Konsep Internet Gateway
Pengertian Internet Gateway
Internet Gateway adalah perangkat atau sistem jaringan yang berfungsi sebagai pintu gerbang utama penghubung jaringan lokal ke jaringan internet.
Fungsi Internet Gateway
- Menghubungkan jaringan lokal ke internet
- Mengatur lalu lintas data keluar dan masuk
- Menyediakan keamanan dasar jaringan
- Mengelola akses pengguna ke internet
Peran Internet Gateway
- Default Gateway
- Router Internet
- Firewall dasar
- NAT Controller
Materi Pembelajaran Video : Pengenalan Internet Gateway
https://drive.google.com/file/d/16ZFw6F4u1KvWjNkp4IYL-_xtfod96QpZ/view
Tujuan Pembelajaran
Setelah mempelajari materi ini, siswa diharapkan mampu:
- Memahami konsep dasar Internet Gateway.
- Mengetahui topologi jaringan sederhana untuk simulasi Internet Gateway.
- Mengidentifikasi peran masing-masing perangkat dalam topologi (Cloud/ISP, Router/Mikrotik, Switch, Client).
Pengantar
Internet Gateway adalah sebuah gerbang koneksi yang menghubungkan jaringan lokal (LAN) dengan jaringan internet.
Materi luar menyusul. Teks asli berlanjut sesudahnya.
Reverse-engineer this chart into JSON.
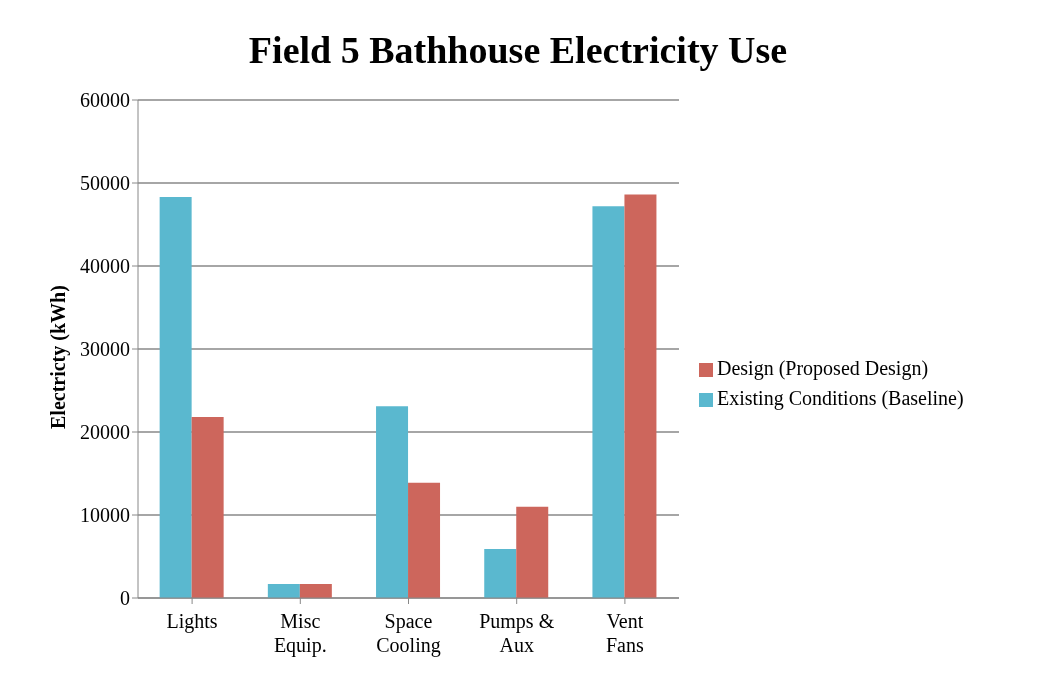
{
  "chart_data": {
    "type": "bar",
    "title": "Field 5 Bathhouse Electricity Use",
    "ylabel": "Electricty (kWh)",
    "categories": [
      "Lights",
      "Misc Equip.",
      "Space Cooling",
      "Pumps & Aux",
      "Vent Fans"
    ],
    "series": [
      {
        "name": "Existing Conditions (Baseline)",
        "color": "#5ab8cf",
        "values": [
          48300,
          1700,
          23100,
          5900,
          47200
        ]
      },
      {
        "name": "Design (Proposed Design)",
        "color": "#cd665c",
        "values": [
          21800,
          1700,
          13900,
          11000,
          48600
        ]
      }
    ],
    "ylim": [
      0,
      60000
    ],
    "yticks": [
      0,
      10000,
      20000,
      30000,
      40000,
      50000,
      60000
    ],
    "grid": "y",
    "legend": "right"
  }
}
Dalam praktiknya, kita sering menggunakan router (seperti Mikrotik) untuk menjalankan fungsi ini, sehingga perangkat-perangkat dalam jaringan lokal (seperti laptop, HP, komputer) dapat terhubung ke internet.
Topologi Jaringan Simulasi
Dalam video pembelajaran ini, kita menggunakan simulator GNS3 dengan topologi sebagai berikut:
Komponen Topologi
- Internet / ISP (Cloud / NAT):
- Dalam GNS3, ini diwakili oleh Cloud atau NAT node.
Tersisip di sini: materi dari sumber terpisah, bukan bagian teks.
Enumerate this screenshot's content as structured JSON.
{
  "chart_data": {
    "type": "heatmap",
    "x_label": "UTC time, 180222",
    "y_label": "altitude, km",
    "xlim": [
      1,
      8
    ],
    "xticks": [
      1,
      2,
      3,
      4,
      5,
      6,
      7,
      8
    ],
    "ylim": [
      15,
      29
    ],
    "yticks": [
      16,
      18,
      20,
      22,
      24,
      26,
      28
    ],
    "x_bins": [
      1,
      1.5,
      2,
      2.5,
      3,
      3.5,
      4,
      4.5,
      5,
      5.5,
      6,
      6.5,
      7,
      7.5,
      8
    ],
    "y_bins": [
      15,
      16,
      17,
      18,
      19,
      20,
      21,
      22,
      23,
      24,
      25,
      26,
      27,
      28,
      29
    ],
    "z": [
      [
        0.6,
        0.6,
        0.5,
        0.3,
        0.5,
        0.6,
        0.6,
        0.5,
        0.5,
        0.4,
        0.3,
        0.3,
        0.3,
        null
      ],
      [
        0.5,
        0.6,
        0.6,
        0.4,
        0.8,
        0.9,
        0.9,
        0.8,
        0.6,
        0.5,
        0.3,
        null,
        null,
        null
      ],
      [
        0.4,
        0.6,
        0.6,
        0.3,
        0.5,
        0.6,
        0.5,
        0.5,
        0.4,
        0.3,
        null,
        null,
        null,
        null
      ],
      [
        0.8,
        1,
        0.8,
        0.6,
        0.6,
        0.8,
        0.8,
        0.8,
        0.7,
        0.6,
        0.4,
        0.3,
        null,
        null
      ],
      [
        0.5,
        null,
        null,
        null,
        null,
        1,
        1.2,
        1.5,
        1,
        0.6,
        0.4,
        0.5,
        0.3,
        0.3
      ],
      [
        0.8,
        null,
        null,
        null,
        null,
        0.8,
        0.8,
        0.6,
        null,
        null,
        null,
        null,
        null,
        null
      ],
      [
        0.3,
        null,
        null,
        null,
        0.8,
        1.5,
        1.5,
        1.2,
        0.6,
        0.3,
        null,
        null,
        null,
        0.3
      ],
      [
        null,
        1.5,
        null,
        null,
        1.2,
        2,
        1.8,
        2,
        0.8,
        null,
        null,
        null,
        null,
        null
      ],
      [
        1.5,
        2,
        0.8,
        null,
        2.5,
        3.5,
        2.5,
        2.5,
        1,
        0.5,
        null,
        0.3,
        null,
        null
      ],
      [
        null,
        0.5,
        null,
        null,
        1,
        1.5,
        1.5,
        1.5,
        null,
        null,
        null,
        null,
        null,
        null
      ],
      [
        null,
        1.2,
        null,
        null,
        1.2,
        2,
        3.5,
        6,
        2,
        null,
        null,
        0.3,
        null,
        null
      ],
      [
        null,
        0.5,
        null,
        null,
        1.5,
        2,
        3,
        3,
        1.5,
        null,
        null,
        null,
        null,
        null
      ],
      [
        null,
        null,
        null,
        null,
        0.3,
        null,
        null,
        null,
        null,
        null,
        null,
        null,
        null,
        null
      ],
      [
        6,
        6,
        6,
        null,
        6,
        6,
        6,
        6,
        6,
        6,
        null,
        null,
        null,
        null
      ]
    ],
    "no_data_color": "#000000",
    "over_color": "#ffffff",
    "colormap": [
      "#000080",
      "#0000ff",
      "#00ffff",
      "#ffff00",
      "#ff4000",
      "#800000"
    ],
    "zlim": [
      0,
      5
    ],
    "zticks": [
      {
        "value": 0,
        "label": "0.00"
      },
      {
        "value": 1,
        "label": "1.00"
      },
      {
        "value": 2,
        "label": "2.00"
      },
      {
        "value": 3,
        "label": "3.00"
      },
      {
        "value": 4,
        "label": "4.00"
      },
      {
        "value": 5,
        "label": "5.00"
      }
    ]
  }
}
- Berfungsi sebagai sumber internet (Internet Service Provider).
- Router Gateway (Mikrotik):
- Terhubung ke sumber internet melalui Ether 1.
- Terhubung ke jaringan lokal melalui Ether 2.
- Bertugas membagi koneksi internet dari Ether 1 ke Ether 2.
- Switch:
- Menghubungkan Router (Ether 2) ke banyak client.
- Client (VPCS/Laptop):
- Perangkat pengguna yang akan mengakses internet melalui gateway.
Alur Koneksi
Sumber Internet (ISP) → Ether 1 (Mikrotik) → Ether 2 (Mikrotik) → Switch → Client (Laptop/PC)
Konsep Utama
Apa itu Internet Gateway?
Secara sederhana, sebuah router dikatakan berfungsi sebagai Internet Gateway apabila: Router tersebut berhasil membagikan koneksi internet yang didapatkannya (dari ISP) ke perangkat-perangkat lain di jaringan lokalnya.
Analogi
- NAT Node: Anggap sebagai ISP (Penyedia Layanan Internet) di dunia nyata.
- Kabel ke Ether 1: Anggap sebagai kabel fiber optik atau modem dari ISP yang masuk ke rumah.
- Mikrotik: Router di rumah kita.
- Proses: Mikrotik menerima internet di satu port (Ether 1), lalu "menyebarkan" internet tersebut melalui port lain (Ether 2) ke laptop/HP kita.
Kesimpulan
Router Mikrotik kita sah disebut sebagai Internet Gateway ketika laptop atau client di bawahnya sudah bisa melakukan akses internet (browsing, ping ke internet, dll) melalui router tersebut.
Langkah Selanjutnya
Pada materi berikutnya, kita akan mempraktikkan konfigurasi teknis pada Mikrotik untuk mengaktifkan fungsi Internet Gateway ini, yang meliputi konfigurasi IP Address, DNS, Route, dan NAT (Masquerade).